Codeforces Round #196 (Div. 2)

A. Puzzles
time limit per test
1 second
memory limit per test
256 megabytes
input
standard input
output
standard output

The end of the school year is near and Ms. Manana, the teacher, will soon have to say goodbye to a yet another class. She decided to prepare a goodbye present for her n students and give each of them a jigsaw puzzle (which, as wikipedia states, is a tiling puzzle that requires the assembly of numerous small, often oddly shaped, interlocking and tessellating pieces).

The shop assistant told the teacher that there are m puzzles in the shop, but they might differ in difficulty and size. Specifically, the first jigsaw puzzle consists of f1 pieces, the second one consists of f2 pieces and so on.
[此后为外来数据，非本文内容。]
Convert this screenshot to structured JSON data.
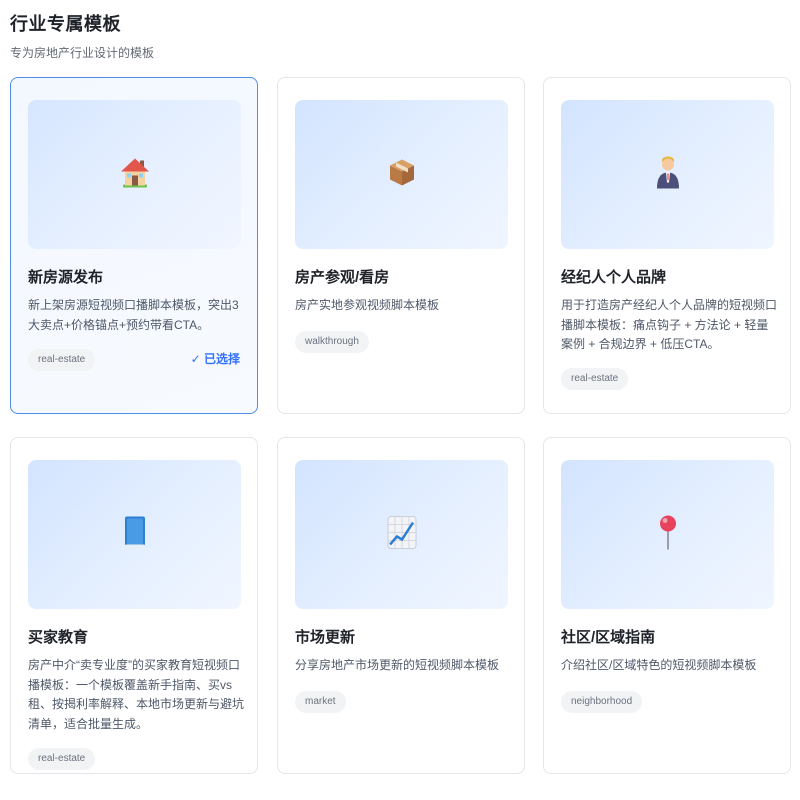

Ms. Manana doesn't want to upset the children, so she decided that the difference between the numbers of pieces in her presents must be as small as possible. Let A be the number of pieces in the largest puzzle that the teacher buys and B be the number of pieces in the smallest such puzzle. She wants to choose such n puzzles that A - B is minimum possible. Help the teacher and find the least possible value of A - B.

Input

The first line contains space-separated integers n and m (2 ≤ n ≤ m ≤ 50). The second line contains m space-separated integersf1, f2, ..., fm (4 ≤ fi ≤ 1000) — the quantities of pieces in the puzzles sold in the shop.

Output

Print a single integer — the least possible difference the teacher can obtain.

Sample test(s)
input
4 6
10 12 10 7 5 22
output
5
Note

Sample 1. The class has 4 students. The shop sells 6 puzzles. If Ms. Manana buys the first four puzzles consisting of 10, 12, 10 and 7 pieces correspondingly, then the difference between the sizes of the largest and the smallest puzzle will be equal to 5. It is impossible to obtain a smaller difference. Note that the teacher can also buy puzzles 1, 3, 4 and 5 to obtain the difference 5.

水题。排序枚举。

#include <iostream>
#include<stdio.h>
#include<algorithm>
using namespace std;
int a[60],n,m,ans;
int main()
{
    int i,j;

    while(~scanf("%d%d",&n,&m))
    {
        for(i=0;i<m;i++)
            scanf("%d",&a[i]);
        sort(a,a+m);
        ans=0x3f3f3f3f;
        for(i=0;i+n-1<m;i++)
        {
            if(a[i+n-1]-a[i]<ans)
                ans=a[i+n-1]-a[i];
        }
        printf("%d\n",ans);
    }
    return 0;
}

B. Routine Problem
time limit per test
1 second
memory limit per test
256 megabytes
input
standard input
output
standard output

Manao has a monitor. The screen of the monitor has horizontal to vertical length ratio a:b. Now he is going to watch a movie. The movie's frame has horizontal to vertical length ratio c:d. Manao adjusts the view in such a way that the movie preserves the original frame ratio, but also occupies as much space on the screen as possible and fits within it completely. Thus, he may have to zoom the movie in or out, but Manao will always change the frame proportionally in both dimensions.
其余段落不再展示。